Neuere Blockchains mit niedrigen Gebühren wie Blast und Base verzeichnen nur geringe Zuflüsse von Stablecoins und setzen stattdessen auf ihre eigenen Assets und Token. Blockchains wie Metis, Linea und ZkSync akzeptieren zwar noch keine Stablecoins, verzeichnen aber Zuflüsse von überbrücktem ETH. 

Weitere L2-Systeme sind in Planung.

L2 begann als eine Reihe von VC-finanzierten Projekten und durchlief dann die Airdrop-Strategie. Im Laufe der Zeit bauten einige wenige Blockchains eine solide Nutzerbasis auf und etablierten sich als zentrale Anlaufstellen für skalierbare, EVM-kompatible Anwendungen. 

DastracMerkmal älterer L2-Token ist nach wie vor ihre Anbindung an die Liquidität von Ethereum, einem Nettogeber von ETH, Token und Stablecoins. 

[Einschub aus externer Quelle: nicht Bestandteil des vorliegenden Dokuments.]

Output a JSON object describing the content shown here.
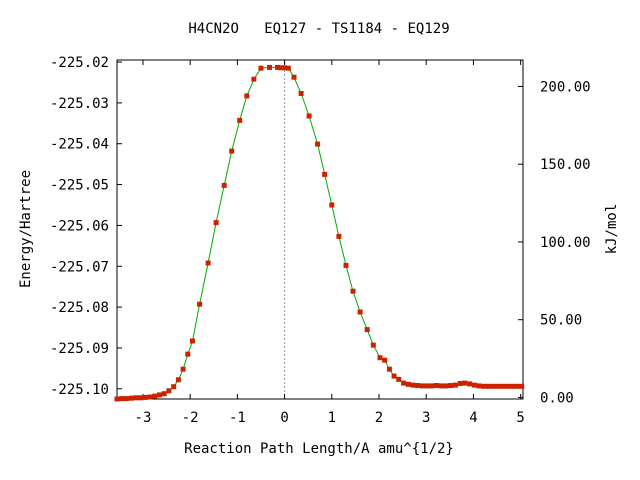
{
  "chart_data": {
    "type": "line",
    "title": "H4CN2O   EQ127 - TS1184 - EQ129",
    "xlabel": "Reaction Path Length/A amu^{1/2}",
    "ylabel": "Energy/Hartree",
    "y2label": "kJ/mol",
    "xlim": [
      -3.55,
      5.05
    ],
    "ylim": [
      -225.1025,
      -225.0195
    ],
    "y2lim": [
      -1.0,
      217.0
    ],
    "x_ticks": [
      -3,
      -2,
      -1,
      0,
      1,
      2,
      3,
      4,
      5
    ],
    "x_tick_labels": [
      "-3",
      "-2",
      "-1",
      "0",
      "1",
      "2",
      "3",
      "4",
      "5"
    ],
    "y_ticks": [
      -225.02,
      -225.03,
      -225.04,
      -225.05,
      -225.06,
      -225.07,
      -225.08,
      -225.09,
      -225.1
    ],
    "y_tick_labels": [
      "-225.02",
      "-225.03",
      "-225.04",
      "-225.05",
      "-225.06",
      "-225.07",
      "-225.08",
      "-225.09",
      "-225.10"
    ],
    "y2_ticks": [
      0,
      50,
      100,
      150,
      200
    ],
    "y2_tick_labels": [
      "0.00",
      "50.00",
      "100.00",
      "150.00",
      "200.00"
    ],
    "ts_marker_x": 0.0,
    "grid": false,
    "line_color": "#00aa00",
    "point_color": "#cc2200",
    "series": [
      {
        "x": [
          -3.55,
          -3.45,
          -3.35,
          -3.25,
          -3.15,
          -3.05,
          -2.95,
          -2.85,
          -2.75,
          -2.65,
          -2.55,
          -2.45,
          -2.35,
          -2.25,
          -2.15,
          -2.05,
          -1.95,
          -1.8,
          -1.62,
          -1.45,
          -1.28,
          -1.12,
          -0.95,
          -0.8,
          -0.65,
          -0.5,
          -0.32,
          -0.15,
          -0.08,
          0.0,
          0.08,
          0.2,
          0.35,
          0.52,
          0.7,
          0.85,
          1.0,
          1.15,
          1.3,
          1.45,
          1.6,
          1.75,
          1.88,
          2.02,
          2.12,
          2.22,
          2.32,
          2.42,
          2.52,
          2.62,
          2.72,
          2.82,
          2.92,
          3.02,
          3.12,
          3.22,
          3.32,
          3.42,
          3.52,
          3.62,
          3.72,
          3.82,
          3.92,
          4.02,
          4.12,
          4.22,
          4.32,
          4.42,
          4.52,
          4.62,
          4.72,
          4.82,
          4.92,
          5.02
        ],
        "y": [
          -225.1025,
          -225.1024,
          -225.1024,
          -225.1023,
          -225.1022,
          -225.1022,
          -225.1021,
          -225.102,
          -225.1018,
          -225.1015,
          -225.1012,
          -225.1005,
          -225.0995,
          -225.0978,
          -225.0952,
          -225.0915,
          -225.0883,
          -225.0793,
          -225.0692,
          -225.0593,
          -225.0502,
          -225.0418,
          -225.0343,
          -225.0283,
          -225.0242,
          -225.0215,
          -225.0213,
          -225.0213,
          -225.0214,
          -225.0214,
          -225.0215,
          -225.0237,
          -225.0277,
          -225.0332,
          -225.0401,
          -225.0475,
          -225.055,
          -225.0627,
          -225.0698,
          -225.0761,
          -225.0812,
          -225.0855,
          -225.0893,
          -225.0924,
          -225.093,
          -225.0952,
          -225.0969,
          -225.0977,
          -225.0986,
          -225.0989,
          -225.0991,
          -225.0992,
          -225.0993,
          -225.0993,
          -225.0993,
          -225.0992,
          -225.0993,
          -225.0993,
          -225.0992,
          -225.0991,
          -225.0987,
          -225.0986,
          -225.0988,
          -225.0991,
          -225.0993,
          -225.0994,
          -225.0994,
          -225.0994,
          -225.0994,
          -225.0994,
          -225.0994,
          -225.0994,
          -225.0994,
          -225.0994
        ]
      }
    ]
  }
}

Im Jahr 2024 steht eine lange Liste neuer L2-Projekte in den Startlöchern. Wie schon frühere Projekte gehören auch L2-Projekte zu den Schwerpunkten von Risikokapitalfonds. Acht weitere L2-Projekte schlossen im September Finanzierungsrunden mit einem Gesamtvolumen von über 56 Millionen US-Dollar ab, während das Projekt aus dem ersten Quartal mit Taiko bereits seinen Star hervorgebracht hat. 

Balance (EPT) erhielt in einer von a16z angeführten Finanzierungsrunde 30 Millionen US-Dollar, während Hemi Network 15 Millionen US-Dollar von Binance Labs erhielt. Balance strebt ebenfalls an, eine universelle Web3-Blockchain zu werden, ist aber noch weit von der Tokenisierungsphase entfernt. 

Mit dem Start weiterer L2-Projekte prognostiziert Growthepie ein mögliches Comeback spezialisierter Blockchains. Allgemeine Blockchains ermöglichen jedoch agilere Lösungen für Airdrop-Farming. Zudem ist Gaming nicht immer ein zentrales Thema, da die meisten Web3-Spiele nicht an ihren früheren Erfolg anknüpfen konnten. 

Auch L2-Token hinken hinterher, trotz des Einflusses der Top-Projekte und des relativen Erfolgs von Ethereumbei der Skalierung. Ein Grund dafür war die Allgegenwärtigkeit des L2-Konzepts, wodurch zahlreiche generische Netzwerke ohne Wettbewerbsvorteil entstanden. 

Insgesamt werden L2-Token auf rund 13 Milliarden US-Dollar, was sogar unter dem Wert des Meme- oder KI-Narrativsektors liegt. Unter den L2-Token befinden sich lediglich fünf sogenannte „Einhörner“ mit einer Bewertung von über einer Milliarde US-Dollar. Einige L2-Token starten zudem mit einem geringen Streubesitz und durchlaufen lange Freischaltungsphasen, was den Marktpreis zusätzlich drückt. 

Ein weiteres großes Problem waren enttäuschende Airdrops, wie im Fall von ZkSync, die den Tokenpreis weiter drückten. Projekte wie Swell befinden sich nach monatelanger regelmäßiger Nutzeraktivität immer noch in der Airdrop-Phase.

Base ist gemessen an den Aktivitätsmetriken die erfolgreichste L2-Plattform. Sie ist weiterhin tokenlos und hat keinen Airdrop angekündigt. Trotz der guten Statistiken wirft Base jedoch Probleme mit minderwertigen Transaktionen und Bot-Aktivität auf. 

Cryptopolitan Berichterstattung von Hristina Vasileva.